La semana pasada escribía sobre lo que los laicos esperamos de los sacerdotes, y es de justicia que nos preguntemos ¿qué esperan los sacerdotes de nosotros?  Como no soy sacerdote no voy a responder a esta pregunta. Lo que voy a hacer es un poco de autocíritca, pues resulta fácil sentarse en el banco de la iglesia y quejarse de lo mal que predica tal cura o de lo antipático que es aquél párroco, pero conviene pararse a pensar: ¿cómo debe ser nuestra relación con los sacerdotes?

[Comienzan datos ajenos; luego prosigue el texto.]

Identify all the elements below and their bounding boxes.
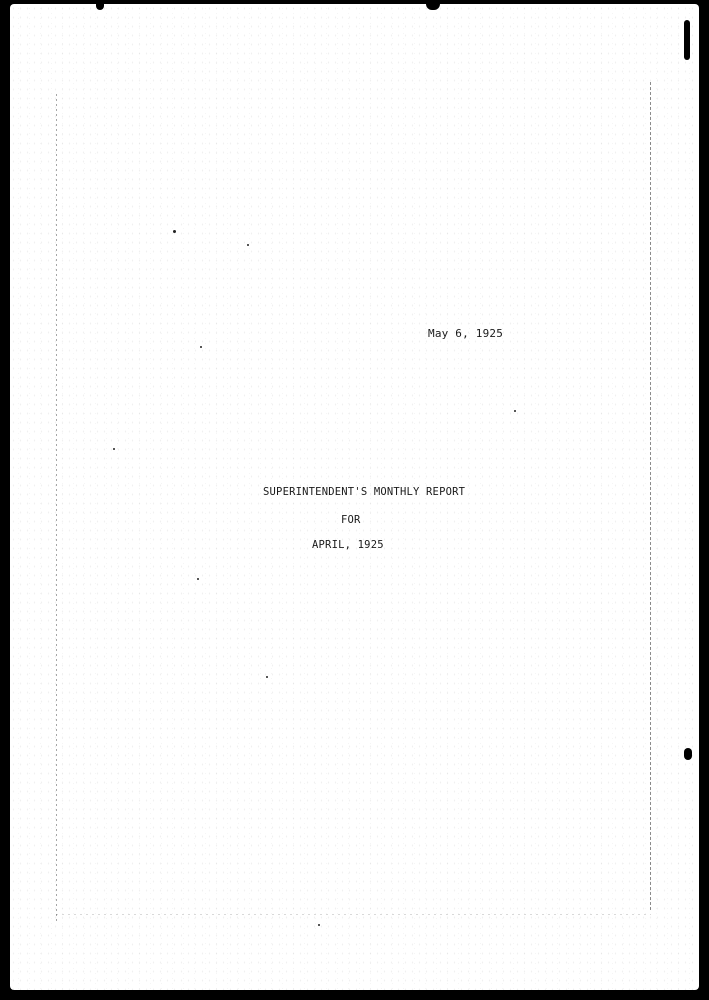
right-margin-rule bbox=[650, 82, 651, 912]
scan-speck bbox=[318, 924, 320, 926]
bottom-margin-rule bbox=[56, 914, 651, 915]
scan-edge-artifact bbox=[426, 0, 440, 10]
report-date: May 6, 1925 bbox=[428, 327, 503, 340]
report-period: APRIL, 1925 bbox=[312, 539, 384, 551]
report-title: SUPERINTENDENT'S MONTHLY REPORT bbox=[263, 486, 465, 498]
scan-speck bbox=[113, 448, 115, 450]
scan-speck bbox=[247, 244, 249, 246]
scan-edge-artifact bbox=[684, 20, 690, 60]
scan-speck bbox=[173, 230, 176, 233]
scan-speck bbox=[200, 346, 202, 348]
report-connector: FOR bbox=[341, 514, 361, 526]
scan-edge-artifact bbox=[96, 0, 104, 10]
scanned-page: May 6, 1925 SUPERINTENDENT'S MONTHLY REP… bbox=[10, 4, 699, 990]
scan-speck bbox=[514, 410, 516, 412]
scan-speck bbox=[266, 676, 268, 678]
left-margin-rule bbox=[56, 94, 57, 924]
scan-speck bbox=[197, 578, 199, 580]
scan-edge-artifact bbox=[684, 748, 692, 760]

Con frecuencia olvidamos que un sacerdote es alguien que ha renunciado a todo para seguir a Cristo y para ayudarnos a todos a seguirle y a salvarnos. Y, por ello, sólo por ello, merecen nuestra gratitud.

Además, los sacerdotes hacen presente a Cristo entre los hombres. Por ello, sólo por ello, merecen todo nuestro respeto y reconocimiento.

Generalmente, tienen una carga de trabajo sobreabundante. Y,  a pesar de dedicar su vida a los demás las 24 horas del día, es triste constatar que muchas veces se encuentran muy solos, con poca ayuda, con muchas críticas, con escasos amigos de verdad.

Honestamente, creo que los católicos deberíamos valorar más a los sacerdotes, apoyarles en su misión, quererles, ofrecerles nuestra amistad. Y, sobre todo, rezar por ellos. Por eso, cada vez que te encuentres con un sacerdote pregúntate si estás rezando lo suficiente por él y si puedes hacer algo por hacerle la vida más fácil y agradable.